Following the brutal but inept attempts by the Spanish government to suppress Catalonia's independence referendum last weekend, Spain's constitutional crisis is rapidly spinning out of control. Catalan leader Carles Puigdemont is set to make a statement at 9 p.m. (1900 GMT) on Wednesday, after an all-party committee of the region's parliament met to agree a decision on independence. The outcome of that meeting was a forgone conclusion and just moments before this article was posted, CUP, the pro-secession party that is a majority in the Catalan parliament, has announced it will declared independence from Spain in plenary session on Monday, El Pais reports.
As reported last night, Puigdemont told the BBC his government would ask the region's parliament to declare independence when all votes from last weekend's referendum are counted. This is a formality, despite Spanish national police using anti - riot tactics to disrupt the vote and overwhelming majority have voted for independence. The government in Madrid has offered no response except to say the vote was illegal.
Puigdemont’s comments came on the heels of Spain’s King Felipe VI accusing secessionist leaders on Tuesday of shattering democratic principles and dividing Catalan society, as tens of thousands of Catalans took to the streets to protest against a violent police crackdown on Sunday’s vote.
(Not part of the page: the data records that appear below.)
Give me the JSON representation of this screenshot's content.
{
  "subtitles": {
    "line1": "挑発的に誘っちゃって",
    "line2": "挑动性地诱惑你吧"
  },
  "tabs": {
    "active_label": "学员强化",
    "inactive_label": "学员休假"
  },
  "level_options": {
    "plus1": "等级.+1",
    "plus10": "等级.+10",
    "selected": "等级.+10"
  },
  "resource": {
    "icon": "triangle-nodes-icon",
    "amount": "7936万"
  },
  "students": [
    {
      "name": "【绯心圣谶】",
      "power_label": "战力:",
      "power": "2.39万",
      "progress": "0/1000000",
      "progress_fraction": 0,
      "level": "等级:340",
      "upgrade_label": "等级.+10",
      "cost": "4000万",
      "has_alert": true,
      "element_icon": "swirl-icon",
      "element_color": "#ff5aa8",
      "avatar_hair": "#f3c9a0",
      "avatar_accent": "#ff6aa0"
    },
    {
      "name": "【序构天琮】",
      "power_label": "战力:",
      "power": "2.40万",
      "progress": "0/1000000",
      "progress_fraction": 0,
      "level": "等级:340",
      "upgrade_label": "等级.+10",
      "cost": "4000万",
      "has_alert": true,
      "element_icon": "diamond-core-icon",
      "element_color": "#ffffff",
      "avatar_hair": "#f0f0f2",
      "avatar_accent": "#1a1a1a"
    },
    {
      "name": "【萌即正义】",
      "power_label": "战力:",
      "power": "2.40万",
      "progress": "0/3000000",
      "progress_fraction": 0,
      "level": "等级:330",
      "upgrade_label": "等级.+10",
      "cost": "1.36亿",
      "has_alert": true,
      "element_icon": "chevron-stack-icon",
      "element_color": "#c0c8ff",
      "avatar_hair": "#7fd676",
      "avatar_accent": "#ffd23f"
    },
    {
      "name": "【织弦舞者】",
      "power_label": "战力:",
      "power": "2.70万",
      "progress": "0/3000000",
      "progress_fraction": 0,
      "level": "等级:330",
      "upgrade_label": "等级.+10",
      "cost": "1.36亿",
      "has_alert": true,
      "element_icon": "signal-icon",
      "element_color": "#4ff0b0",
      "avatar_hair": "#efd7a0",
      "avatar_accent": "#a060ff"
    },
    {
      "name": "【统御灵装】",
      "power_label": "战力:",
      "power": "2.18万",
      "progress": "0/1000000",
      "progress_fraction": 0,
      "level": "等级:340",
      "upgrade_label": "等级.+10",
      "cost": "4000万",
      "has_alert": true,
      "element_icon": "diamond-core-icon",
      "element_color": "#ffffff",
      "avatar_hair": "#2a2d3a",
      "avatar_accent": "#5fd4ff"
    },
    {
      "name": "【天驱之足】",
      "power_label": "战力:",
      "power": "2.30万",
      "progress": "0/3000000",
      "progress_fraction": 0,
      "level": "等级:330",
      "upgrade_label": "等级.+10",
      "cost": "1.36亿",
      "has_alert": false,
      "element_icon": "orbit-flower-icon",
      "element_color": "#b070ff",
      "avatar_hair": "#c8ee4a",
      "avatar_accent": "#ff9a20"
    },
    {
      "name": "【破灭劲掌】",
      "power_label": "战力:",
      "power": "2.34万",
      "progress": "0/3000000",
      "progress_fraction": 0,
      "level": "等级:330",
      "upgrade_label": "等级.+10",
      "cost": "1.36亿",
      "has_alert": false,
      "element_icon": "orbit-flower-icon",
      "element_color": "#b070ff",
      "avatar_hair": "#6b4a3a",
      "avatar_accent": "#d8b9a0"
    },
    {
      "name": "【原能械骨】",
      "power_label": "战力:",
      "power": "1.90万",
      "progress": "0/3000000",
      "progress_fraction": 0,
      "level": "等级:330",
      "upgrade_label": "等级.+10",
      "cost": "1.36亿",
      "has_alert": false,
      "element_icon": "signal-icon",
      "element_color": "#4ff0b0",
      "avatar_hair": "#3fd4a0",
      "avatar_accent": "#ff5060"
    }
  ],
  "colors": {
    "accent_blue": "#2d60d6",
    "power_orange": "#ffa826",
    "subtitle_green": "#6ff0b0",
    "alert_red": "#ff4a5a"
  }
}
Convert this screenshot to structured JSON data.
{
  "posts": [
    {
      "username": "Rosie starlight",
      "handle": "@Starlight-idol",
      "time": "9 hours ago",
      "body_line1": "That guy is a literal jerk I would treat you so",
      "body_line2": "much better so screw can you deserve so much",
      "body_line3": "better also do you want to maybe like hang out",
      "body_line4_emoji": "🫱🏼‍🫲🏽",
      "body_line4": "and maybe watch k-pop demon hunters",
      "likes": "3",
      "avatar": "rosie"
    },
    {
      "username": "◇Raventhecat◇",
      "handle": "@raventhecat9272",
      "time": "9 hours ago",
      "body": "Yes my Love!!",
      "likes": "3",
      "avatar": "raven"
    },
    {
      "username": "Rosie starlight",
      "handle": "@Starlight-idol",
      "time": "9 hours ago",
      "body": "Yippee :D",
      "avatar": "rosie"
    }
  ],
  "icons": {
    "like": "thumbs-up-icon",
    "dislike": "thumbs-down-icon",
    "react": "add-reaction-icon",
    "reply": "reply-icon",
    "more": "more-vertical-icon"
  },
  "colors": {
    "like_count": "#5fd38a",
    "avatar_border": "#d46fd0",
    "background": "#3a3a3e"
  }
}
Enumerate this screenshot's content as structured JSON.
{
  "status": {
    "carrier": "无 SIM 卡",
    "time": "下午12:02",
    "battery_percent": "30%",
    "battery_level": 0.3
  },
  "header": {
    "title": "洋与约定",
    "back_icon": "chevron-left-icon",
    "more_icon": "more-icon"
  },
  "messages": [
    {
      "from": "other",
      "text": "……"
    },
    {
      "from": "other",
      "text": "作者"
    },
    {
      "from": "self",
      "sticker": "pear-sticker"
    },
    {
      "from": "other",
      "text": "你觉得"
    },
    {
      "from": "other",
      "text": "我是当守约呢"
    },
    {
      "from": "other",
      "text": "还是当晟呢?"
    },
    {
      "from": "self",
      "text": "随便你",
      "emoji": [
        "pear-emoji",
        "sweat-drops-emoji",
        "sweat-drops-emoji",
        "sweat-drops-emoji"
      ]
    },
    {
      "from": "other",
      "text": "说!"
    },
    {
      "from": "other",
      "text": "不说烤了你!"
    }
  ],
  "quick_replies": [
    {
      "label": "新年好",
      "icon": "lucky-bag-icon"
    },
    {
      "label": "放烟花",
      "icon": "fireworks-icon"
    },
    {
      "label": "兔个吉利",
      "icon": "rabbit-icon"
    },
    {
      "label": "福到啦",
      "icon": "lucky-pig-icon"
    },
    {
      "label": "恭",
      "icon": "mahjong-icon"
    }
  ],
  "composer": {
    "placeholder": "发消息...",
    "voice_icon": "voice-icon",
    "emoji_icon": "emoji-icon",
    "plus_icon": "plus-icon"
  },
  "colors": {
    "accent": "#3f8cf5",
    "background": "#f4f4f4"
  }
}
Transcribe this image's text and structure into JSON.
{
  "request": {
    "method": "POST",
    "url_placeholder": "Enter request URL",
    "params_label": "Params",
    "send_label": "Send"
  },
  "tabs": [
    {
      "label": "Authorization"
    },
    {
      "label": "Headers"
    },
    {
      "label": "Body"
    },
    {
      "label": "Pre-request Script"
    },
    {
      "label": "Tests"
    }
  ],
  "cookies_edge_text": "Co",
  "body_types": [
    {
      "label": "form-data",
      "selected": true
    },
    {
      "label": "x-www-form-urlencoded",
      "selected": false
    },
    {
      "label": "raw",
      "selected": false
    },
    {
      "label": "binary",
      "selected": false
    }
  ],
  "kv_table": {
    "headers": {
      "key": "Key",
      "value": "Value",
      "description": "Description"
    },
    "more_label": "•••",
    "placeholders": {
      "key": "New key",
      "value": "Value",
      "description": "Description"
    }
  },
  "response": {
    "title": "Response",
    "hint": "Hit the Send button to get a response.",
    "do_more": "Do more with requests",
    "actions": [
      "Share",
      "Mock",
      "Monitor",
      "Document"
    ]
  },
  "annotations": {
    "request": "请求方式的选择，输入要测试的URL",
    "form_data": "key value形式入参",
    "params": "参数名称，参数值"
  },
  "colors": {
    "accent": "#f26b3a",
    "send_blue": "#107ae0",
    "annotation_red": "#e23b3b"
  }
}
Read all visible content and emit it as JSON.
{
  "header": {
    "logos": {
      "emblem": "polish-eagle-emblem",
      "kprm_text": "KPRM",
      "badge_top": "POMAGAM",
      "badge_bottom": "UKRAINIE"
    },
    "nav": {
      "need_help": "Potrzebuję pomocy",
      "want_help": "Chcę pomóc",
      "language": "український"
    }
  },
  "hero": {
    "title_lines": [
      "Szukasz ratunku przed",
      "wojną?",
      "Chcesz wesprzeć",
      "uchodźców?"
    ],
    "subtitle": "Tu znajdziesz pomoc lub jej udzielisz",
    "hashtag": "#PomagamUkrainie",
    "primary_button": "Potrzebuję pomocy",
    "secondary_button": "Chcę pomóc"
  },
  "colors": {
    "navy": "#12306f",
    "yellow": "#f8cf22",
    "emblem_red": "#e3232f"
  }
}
Both Spain and the EU have been rocked by the Catalan vote and the violent response to it from national police, who even clashed with members of the Catalan province's police force as they tried to protect voters from national guard officers in riot gear. Witnesses and amateur video recordings confirm batons and rubber bullets were used in efforts to stop people voting. Hundreds were injured, in scenes that brought international condemnation.
At this moment it is unclear what Madrid's response will be if or when, Catalonia follows through on its threat to declare independence.There are a number of options but it seems likely that any move to stop the breakaway will only deepen divisions. Other separatist movements in Andalucia, the Basque region and the Baelaric Islands are reportedly encouraged by the result of the referendum in Catalonia.